Bogus reports called defense

Barclays CEO: Shielding firm

The Barclays PLC logo is seen Friday on the window of a bank branch in London. Barclays Chief Executive Officer Bob Diamond admitted in a letter to a British government committee that the bank submitted false data on borrowing costs.
The Barclays PLC logo is seen Friday on the window of a bank branch in London. Barclays Chief Executive Officer Bob Diamond admitted in a letter to a British government committee that the bank submitted false data on borrowing costs.

— The chief executive of Barclays said the bank submitted false data on borrowing costs during the credit crisis in 2007 and 2008 to protect its reputation from suspicions that it was in trouble, a decision he said was wrong.

Bob Diamond set out a defense of the bank’s behavior in a letter to Britain’s House of Commons Treasury Committee, which released it Friday.

U.S. and British agencies Wednesday imposed fines totaling $453 million on Barclays for submitting false data used in setting the London interbank offer rate, a key market index, between 2005 and 2009. Individual employees could still face criminal prosecution in the United States.

Barclays is one of several global banks that regularly submit a report on what they think short-term interest rates will be. The British Bankers’ Association uses those reports to establish Libor rates, which are used to price trillions of dollars in loans and mortgages worldwide.

Barclays deliberately set its reports for those rates low during the credit crisis, Diamond wrote, because if the real numbers were higher than those reported by other banks, it would appear that Barclays was in trouble and was compelled to pay more to borrow.

“Even taking account of the abnormal market conditions at the height of the financial crisis, and that the motivation was to protect the bank, not to influence the ultimate rate, I accept that the decision to lower submissions was wrong,” Diamond wrote.

He did not say who in the bank ultimately authorized the false reports.

Committee Chairman Andrew Tyrie said Diamond will be summoned to explain what happened, and Diamond wrote that “I welcome the opportunity.”

Shares of Barclays fell 54 cents, or 5 percent, to close Friday at $10.30, after Thursday’s 15.5 percent drop.

Diamond was head of Barclays Capital, the investment banking unit, in 2007 and 2008 and John Varley was the chief executive.

In other cases of misreporting, Diamond blamed those situations on employees on trading desks who “were operating purely for their own benefit.” Only the immediate desk supervisors would have been aware, he said.

Diamond said the bank was reviewing the conduct of all the employees involved. Sanctions could include clawing back or withholding bonuses, up to dismissal, he said.

In an editorial Friday, the Financial Times said Diamond would step down immediately “if he had an ounce of shame.”

“He may not have been the top boss at the time but as the bank’s dominant executive he was clearly responsible for its hard-driving culture,” the Financial Times said.

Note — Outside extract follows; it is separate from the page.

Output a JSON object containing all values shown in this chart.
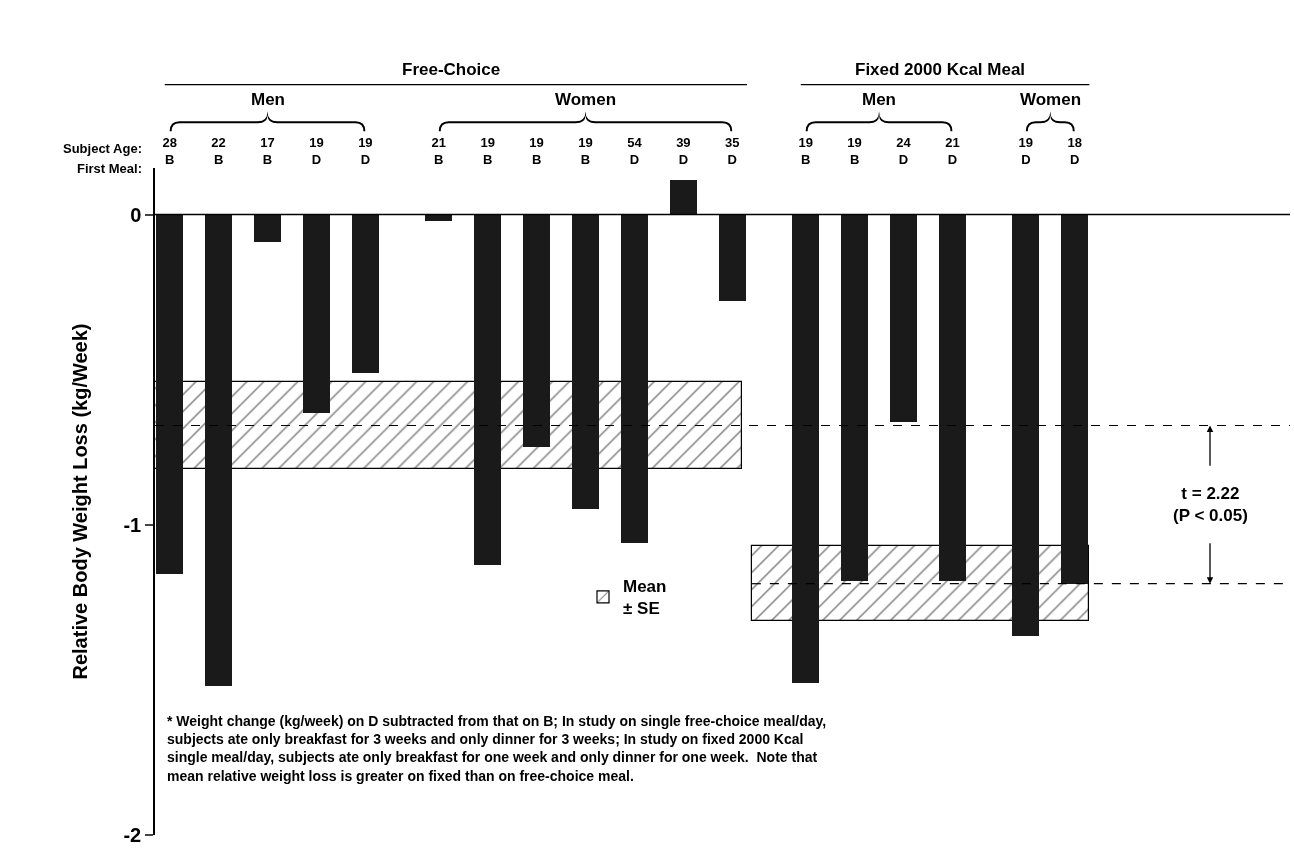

In its report released Wednesday, the Financial Services Authority, the British regulator, drew a distinction between traders pursuing their own interest and the bank’s efforts to protect its reputation.

The authority quoted one unidentified Barclays employee who submitted data for the rates as saying in 2007 that he was worried that Barclays and other banks were contributing “patently false rates.” The authority report said the issue was raised with senior management, but it did not identify individuals.

The authority noted that banks’ submissions for Libor rates are not averages of actual transactions but “require contributing banks to exercise their subjective judgment in evaluating the rates at which money may be available in the interbank market.”

Mervyn King, the governor of the Bank of England, said Friday that the ratings should be based on actual transactions, though he said difficult issues would have to be resolved. “I think it is very important that people don’t expect too much from regulation,” King said.

“Regulation can’t stop bad behavior. The best way to deal with the problems we have seen is to change the structure of the industry to ensure they face the right incentives.”

He reiterated his longstanding support for separating retail banking from riskier investment banking, which the government has pledged to do.